The receiver is the brain of any home theater system, even though it’s a little too intimidating, particularly for a first-time user. Since we know that buyers can find the installation process somewhat baffling, we’ve put together a list of the most important things you should consider when setting up your system. A little research never hurt anyone, so be sure to read the manual provided by the manufacturer.
The right space:
One of the first details to take into account is that receivers can often times get very hot. This is the reason you should place them in a well-ventilated spot. If, for example, you plan on integrating the home theater system into your furniture, you must consider ventilation. Most of the receivers we’ve consulted feature vents on the top surface, which is why it’s highly recommended that you never place anything over the unit.
Believe it or not, it is significantly easier to set up a receiver while using the graphic user interface instead of the front panel of the receiver. With the help of the GUI, you have a clearer picture of what you’ll be installing. Also, you’ll know exactly how pieces of the home audio system should look like in the room. The height and speaker configuration can be set according to the instructions provided by the GUI.
Sources and inputs:
Probably the first thing that you should do once you’re the owner of a receiver is to check whether or not it comes with the inputs required for all your devices. HDMi is to be preferred compared to its video input counterparts, as is digital coax/optical input compared to RCA-type plugs. For instance, the TV will have two cables: one HDMI to send the video signal from the receiver to the TV and optical audio cable to send the audio to the receiver.
Some receivers feature many HDMI connections. For example, modern alternatives can have up to 7 assignable inputs. Moreover, iPod/iPhone USB ports are becoming a norm nowadays, and they can usually be found on the front panel.
Most models still feature component video inputs (the blue, green, and red cables). These ones require a lot more work, as they only pass the video. Therefore, the buyer has to connect the audio cables correctly, or he or she will see the video but fail to hear the sound.
Many manufacturers name the connections depending on where they’re supposed to be located: Center, Left, Right, etc. This way, the consumer automatically knows which speaker should be plugged into which receiver slot. Audio connections are very important for surround-sound systems, as they can ruin an entire experience if they’re not properly set up.
Some of the receivers that now exist on the market feature microphones that are able to detect the speaker levels. This allows the unit to measure the chamber’s acoustics and realize what’s wrong with it. It goes without saying that this is an immense help for first-time users, as they’ll know exactly what changes they need to do.

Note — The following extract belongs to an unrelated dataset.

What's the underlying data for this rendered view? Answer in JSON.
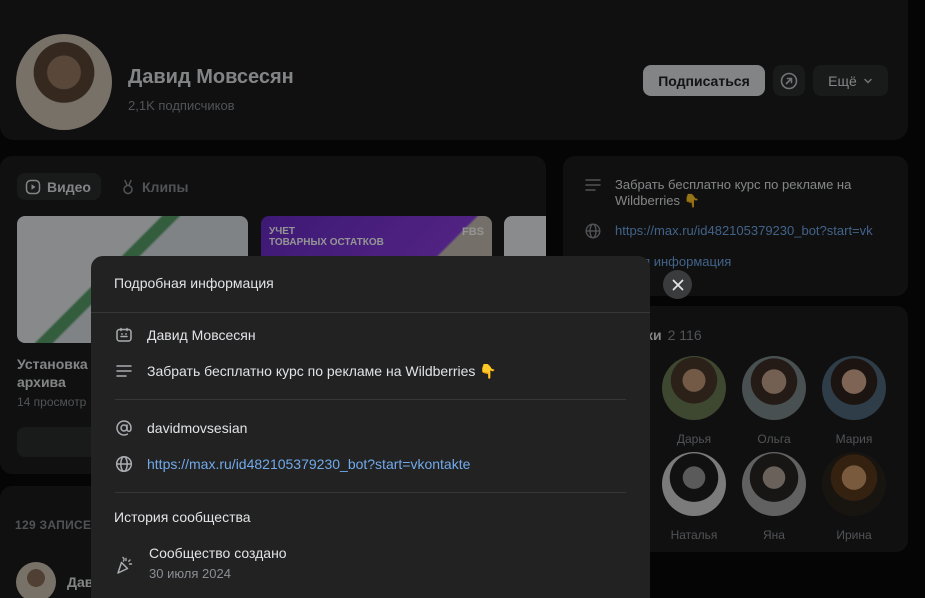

In case you ever need to perform a modification or move the home theater system from one room to the other, we recommend labeling your wires in the first place. This will allow you to know just what cable goes where, particularly if you place a sticker on both ends of a cable.
Another thing worth mentioning is that cables have to be given some slack. While moving a system, an HDMI cable can be broken just by pulling it out of the connection. If your time allows it, focus a part of your energy on organizing the cables and on consolidating wire bundles.
Using a multi-zone receiver is a tad more complicated, as you’ll need to drill holes into walls in order to extend the cables up to the other room where you want your audio or video signal. If this doesn’t seem appealing, consider a wireless solution. Adding extra zones to an A/V system can often times be performed by a professional, which is why the procedure adds up to the end-cost of the entire system.
Reputable brands such as Sony and others have focused on designing highly usable receivers, which is why these manufacturers like to add connectivity features such as audio streaming, Netflix, wireless interfaces, and USB.
If you’d like to activate an online streaming system, it’s probably a good idea to keep a laptop handy, as you’ll need to go online to set up the device.
Home theater receivers are a must if you’re looking for versatility. These devices allow users to use numerous sources and to listen or display from different devices. All in all, an A/V receiver significantly increases the way you experience the performance of your home theater system.